Türk Ocağı, bu sene 100. yaşına girdi. Türk Ocaklarının yayınladığı Türk Yurdu dergisi de 640 sayfalık bir mükemmel münderecatla çıktı. Türkiyemizde, yüz yıl öncesine dayanan kaç kültür ocağımız var? Ve kaç dergimiz, Türk Yurdu güzelliğiyle çıkıyor?
Galiba, daha önce yine yazmıştım Benim fikriyatımın teşekkülünde Türk Ocaklarının ve Türk Yurdu dergisinin çok önemli bir yeri var. 1955 yıllında yüksek tahsil için Ankara’ya hareket etmeden önce, babam bana demişti ki:
-”Fakülteye kaydını yaptırdıktan sonra, Serdengeçti’ye gideceksin. Seni Türk Ocağına götürmesini isteyeceksin. Yeni arkadaşlarını Türk Ocağına gelenler arasından seçeceksin. Ocaktaki bütün konferanslara katılacaksın. Ben seni Ankara’ya adam olman için gönderiyorum. Sakın oradan buraya cüdam olarak dönme!”
Babam, çok otoriter bir adamdı. Evimizde bir orgeneral gibiydi. Ben de onun karşısında bir onbaşı derecesindeydim. Kendisi de gençliğinde Türk Yurdu dergileri alıp okumuş, onları muntazam ciltler halinde muhafaza etmişti. Eski harflerle çıkan o 3-4 ciltlik Türk Yurdu dergilerini, babamın vefatından sonra Türk ocaklarının bugünkü genel başkanı Sayın Nuri Gürgür’e vermiştim.

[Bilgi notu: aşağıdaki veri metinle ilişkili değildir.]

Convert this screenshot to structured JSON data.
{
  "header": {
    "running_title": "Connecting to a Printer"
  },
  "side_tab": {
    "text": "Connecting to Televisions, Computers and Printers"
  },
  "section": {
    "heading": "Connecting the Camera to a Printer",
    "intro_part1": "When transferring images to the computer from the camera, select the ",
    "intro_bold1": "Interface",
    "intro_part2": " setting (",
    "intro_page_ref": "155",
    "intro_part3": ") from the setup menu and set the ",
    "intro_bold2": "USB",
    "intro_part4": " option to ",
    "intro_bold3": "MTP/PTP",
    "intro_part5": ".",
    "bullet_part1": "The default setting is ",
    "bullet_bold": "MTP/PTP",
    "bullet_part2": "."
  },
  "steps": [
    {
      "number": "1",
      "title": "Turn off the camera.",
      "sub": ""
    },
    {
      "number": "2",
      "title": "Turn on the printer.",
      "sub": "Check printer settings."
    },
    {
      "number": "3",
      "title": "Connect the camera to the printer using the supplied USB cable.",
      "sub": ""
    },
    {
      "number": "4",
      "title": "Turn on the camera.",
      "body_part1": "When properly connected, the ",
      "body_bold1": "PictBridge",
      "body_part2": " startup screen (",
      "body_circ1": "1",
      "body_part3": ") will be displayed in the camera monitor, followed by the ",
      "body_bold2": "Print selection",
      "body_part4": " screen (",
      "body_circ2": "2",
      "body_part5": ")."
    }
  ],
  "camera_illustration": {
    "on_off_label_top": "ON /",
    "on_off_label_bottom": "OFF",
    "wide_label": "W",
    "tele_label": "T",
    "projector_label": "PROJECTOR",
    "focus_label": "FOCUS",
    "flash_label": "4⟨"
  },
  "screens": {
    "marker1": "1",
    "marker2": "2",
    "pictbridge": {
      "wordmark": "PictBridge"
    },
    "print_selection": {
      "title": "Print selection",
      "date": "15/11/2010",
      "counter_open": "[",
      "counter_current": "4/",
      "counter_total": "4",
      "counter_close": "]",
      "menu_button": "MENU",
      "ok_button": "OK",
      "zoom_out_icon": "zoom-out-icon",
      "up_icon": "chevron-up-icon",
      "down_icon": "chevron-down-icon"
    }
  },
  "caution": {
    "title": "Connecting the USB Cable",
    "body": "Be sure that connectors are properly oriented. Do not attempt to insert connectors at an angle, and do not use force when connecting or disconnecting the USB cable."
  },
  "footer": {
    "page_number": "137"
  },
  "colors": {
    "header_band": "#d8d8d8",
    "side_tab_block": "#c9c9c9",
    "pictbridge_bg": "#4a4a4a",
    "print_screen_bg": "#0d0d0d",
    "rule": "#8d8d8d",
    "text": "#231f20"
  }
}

1950 seçimlerinde Demokrat Partiden Sivas Milletvekili seçilen Rıfat Öçten, bir gün bana “Sen de baban gibi Turancı mısın?” diye sormuştu. Babam DP’nin kazanmasını istiyordu. Ortalıkta “İnönücü-Bayarcı” sıfatları çokça geçiyordu. Ben de sanmıştım ki, Turan, DP’nin ileri gelen adamlarından biridir. Rıfat Öçten’e; “Evet” demiştim. “Aferin! Aferin! Demek Turan ordusu bir nefer daha kazandı” diyerek gülümsemişti. Eve gelip babama;
-Baba bu Turan Bey kim? diye sormuştum. Sonra Rıfat Öçten’den dinlediklerimi anlatmıştım.
-O, senin bildiğin Turan Beylerden biri değil. Turan yeryüzündeki bütün Türklerin bir bayrak altında toplanmasını istemek idealidir, demişti.
Ortaokulun son sınıfında idim. Birdenbire, bu düşünce bana çok cazip gelmişti. Sonra, babamın okuduğu dergilerden biri olan ORKUN beni kanatlandırmıştı. Sanıyordum ki Türkiye dışındaki Türklerle birleşip yüz milyonluk bir devlet haline gelmek, iki yarım bakraç içindeki suyu, bir bakraç içinde toplamak kadar kolay bir iştir. Ama Rusya gibi bazı milletler bu birleşmeye engel olmaktadırlar. Cahil bir çocuktum:
-Türk’ün ve İslâmın dışındaki bütün kavimlere ölüm! diye bağırıp çağırıyordum. 1950 yılından 1955 yılına kadar ezberimde bu cümle vardı.
1955 yılında, Ankara’da Türk Ocağı binasına beni Serdengeçti Osman Yüksel götürdü. Benim 1955-1960 yıllarım Ankara Türk Ocağında geçti. Orada önce dinlemesini öğrendim sonra okumayı, konuşmayı ve yazmayı... Şimdi, o eski yıllarda, ikide-bir haykırdığım: “Türk’ün ve İslâmın dışındaki bütün kavimlere ölüm!” sözlerimi utanarak hatırlıyorum. Bugün, yayımlanmış yirmi kitabım var. Bunların baskı sayısı çoktan bir milyonu aştı. Yeni Türk Cumhuriyetleri üzerine 101 TV programı hazırladım ve sundum. Türk Ocağı camiasından çok değerli arkadaşlarım, dostlarım, hocalarım oldu. İnanıyorum ki, ben de Türk Ocaklarında yetişmeseydim iki kitap üstünde bile adım olmazdı.
Annelere babalara sesleniyorum! Çocuklarınıza Türk Ocaklarını siz de çok sevdirin.